Israeli Mortgage Market Heats Up Amid Rising Risks and Shifting Borrower Behavior
Despite a stagnant housing market, Israel's mortgage sector is experiencing significant growth. In June 2026, mortgage volumes surged by 24% year-over-year to approximately 11 billion shekels, marking one of the highest monthly totals in recent years. The first half of 2026 saw mortgage lending reach 57.1 billion shekels, the strongest since 2022, with increases of 14% compared to 2025, 48% over 2024, and 56% relative to 2023. However, this remains 17% below the record first half of 2022, when 69 billion shekels were borrowed.
The summer months of July and August traditionally show heightened mortgage activity, suggesting a potentially robust season ahead. Yet, analysts caution that the mortgage market's resilience may be temporary due to two main factors. First, the housing market's recent slowdown, with monthly home sales dropping sharply in April 2026, is expected to eventually impact mortgage demand.

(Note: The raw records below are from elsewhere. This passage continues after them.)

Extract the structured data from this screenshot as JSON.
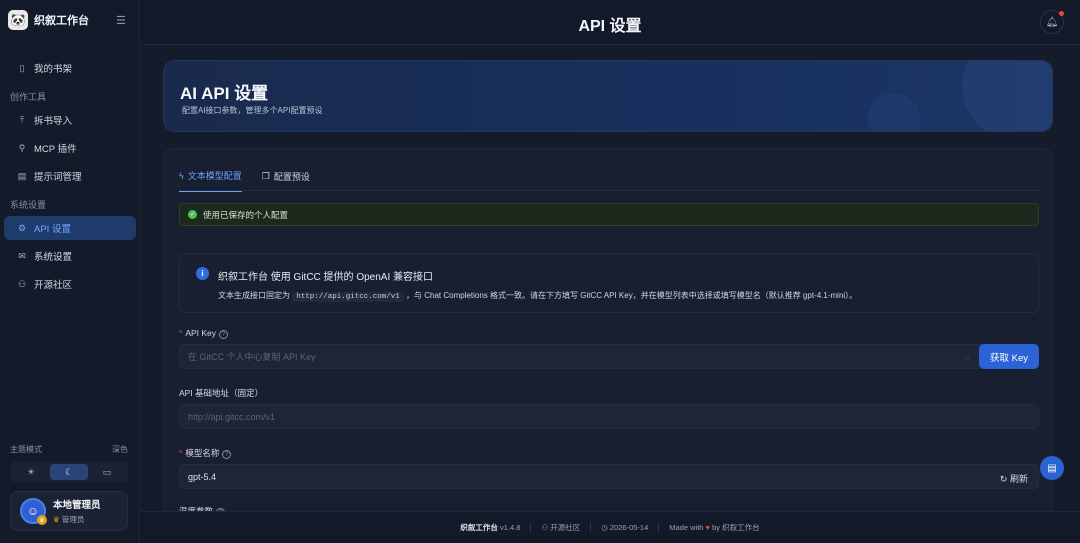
{
  "app": {
    "name": "织叙工作台"
  },
  "header": {
    "title": "API 设置"
  },
  "sidebar": {
    "items": [
      {
        "label": "我的书架",
        "icon": "book-icon"
      },
      {
        "group": "创作工具"
      },
      {
        "label": "拆书导入",
        "icon": "upload-icon"
      },
      {
        "label": "MCP 插件",
        "icon": "plug-icon"
      },
      {
        "label": "提示词管理",
        "icon": "prompt-icon"
      },
      {
        "group": "系统设置"
      },
      {
        "label": "API 设置",
        "icon": "gear-icon",
        "active": true
      },
      {
        "label": "系统设置",
        "icon": "mail-icon"
      },
      {
        "label": "开源社区",
        "icon": "community-icon"
      }
    ],
    "theme_label": "主题模式",
    "theme_value": "深色",
    "user": {
      "name": "本地管理员",
      "role": "管理员"
    }
  },
  "hero": {
    "title": "AI API 设置",
    "subtitle": "配置AI接口参数，管理多个API配置预设"
  },
  "tabs": [
    {
      "label": "文本模型配置",
      "active": true
    },
    {
      "label": "配置预设",
      "active": false
    }
  ],
  "alert": {
    "text": "使用已保存的个人配置"
  },
  "info": {
    "title": "织叙工作台 使用 GitCC 提供的 OpenAI 兼容接口",
    "desc_prefix": "文本生成接口固定为",
    "code": "http://api.gitcc.com/v1",
    "desc_suffix": "，与 Chat Completions 格式一致。请在下方填写 GitCC API Key，并在模型列表中选择或填写模型名（默认推荐 gpt-4.1-mini）。"
  },
  "form": {
    "api_key_label": "API Key",
    "api_key_placeholder": "在 GitCC 个人中心复制 API Key",
    "get_key_label": "获取 Key",
    "base_url_label": "API 基础地址（固定）",
    "base_url_value": "http://api.gitcc.com/v1",
    "model_label": "模型名称",
    "model_value": "gpt-5.4",
    "refresh_label": "刷新",
    "temp_label": "温度参数"
  },
  "footer": {
    "app": "织叙工作台",
    "version": "v1.4.8",
    "community": "开源社区",
    "date": "2026-05-14",
    "made_with": "Made with",
    "by": "by 织叙工作台"
  },
  "colors": {
    "accent": "#2b62d4",
    "active_bg": "#1f3b6b",
    "success": "#4fbf5b",
    "danger": "#e8453c"
  }
}
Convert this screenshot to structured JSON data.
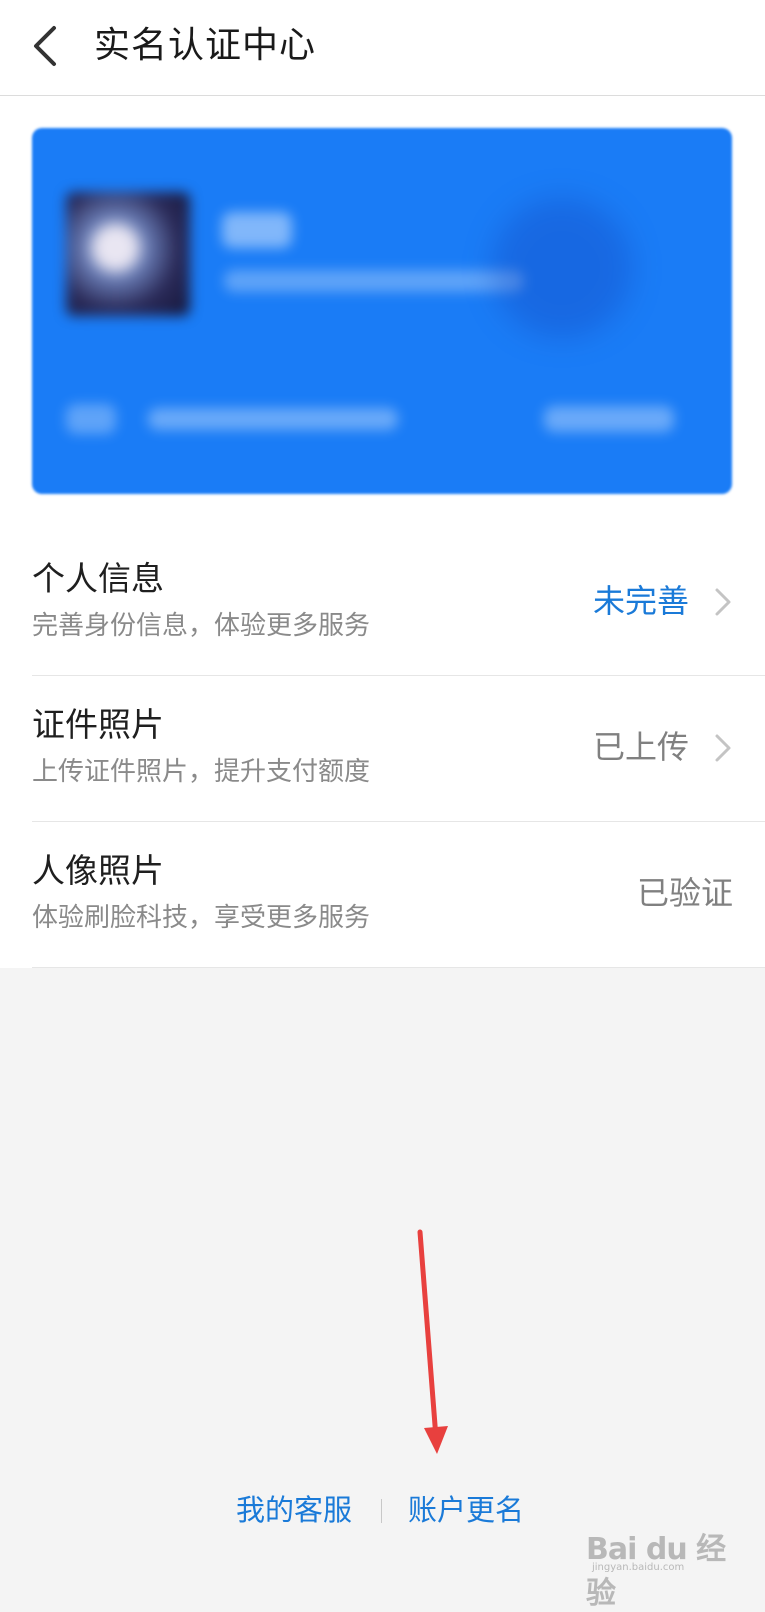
{
  "header": {
    "title": "实名认证中心",
    "back_icon": "chevron-left-icon"
  },
  "card": {
    "color": "#1a7cf6",
    "content_blurred": true
  },
  "rows": [
    {
      "title": "个人信息",
      "subtitle": "完善身份信息，体验更多服务",
      "status": "未完善",
      "status_color": "#1a7ad8",
      "has_arrow": true
    },
    {
      "title": "证件照片",
      "subtitle": "上传证件照片，提升支付额度",
      "status": "已上传",
      "status_color": "#808080",
      "has_arrow": true
    },
    {
      "title": "人像照片",
      "subtitle": "体验刷脸科技，享受更多服务",
      "status": "已验证",
      "status_color": "#808080",
      "has_arrow": false
    }
  ],
  "footer": {
    "customer_service": "我的客服",
    "rename_account": "账户更名"
  },
  "annotation": {
    "arrow_color": "#e8403e"
  },
  "watermark": {
    "brand": "Bai du 经验",
    "url": "jingyan.baidu.com"
  }
}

Second, the mortgage market itself has become riskier, with about 15% of loans now balloon loans, where principal and/or interest payments are deferred or subsidized by developers, compared to less than 6% in 2022. Additionally, nearly half of borrowers in early 2026 are stretching their finances, with monthly repayments exceeding 30% of disposable income and loan-to-value ratios above 60%.
This increased leverage and reliance on short-term developer subsidies create a fragile mortgage portfolio vulnerable to interest rate hikes. The average loan term is also compressed, with many borrowers nearing the regulatory maximum of 30 years. Meanwhile, borrowers continue to move away from inflation-linked mortgage tracks, which accounted for only 13% of new loans in June 2026, down from 30% a year earlier, due to inflation concerns and rising interest rates. Instead, there is renewed interest in prime-linked loans, which doubled their share to 18% in June 2026 amid recent rate cuts.
Consumer behavior reflects caution, favoring fixed or variable-rate loans that offer more predictable payments over the long term. The first half of 2026 also saw a surprising decline in all-purpose loans, which dropped to 6.1% of total mortgages, down from 7.4% in the previous year. This trend may signal easing financial pressure on households, helped by regulatory changes allowing higher loan-to-value ratios for all-purpose loans secured by property. Overall, while headline mortgage volumes suggest a heating market, underlying vulnerabilities and shifting borrower preferences point to a more complex and risk-laden landscape ahead.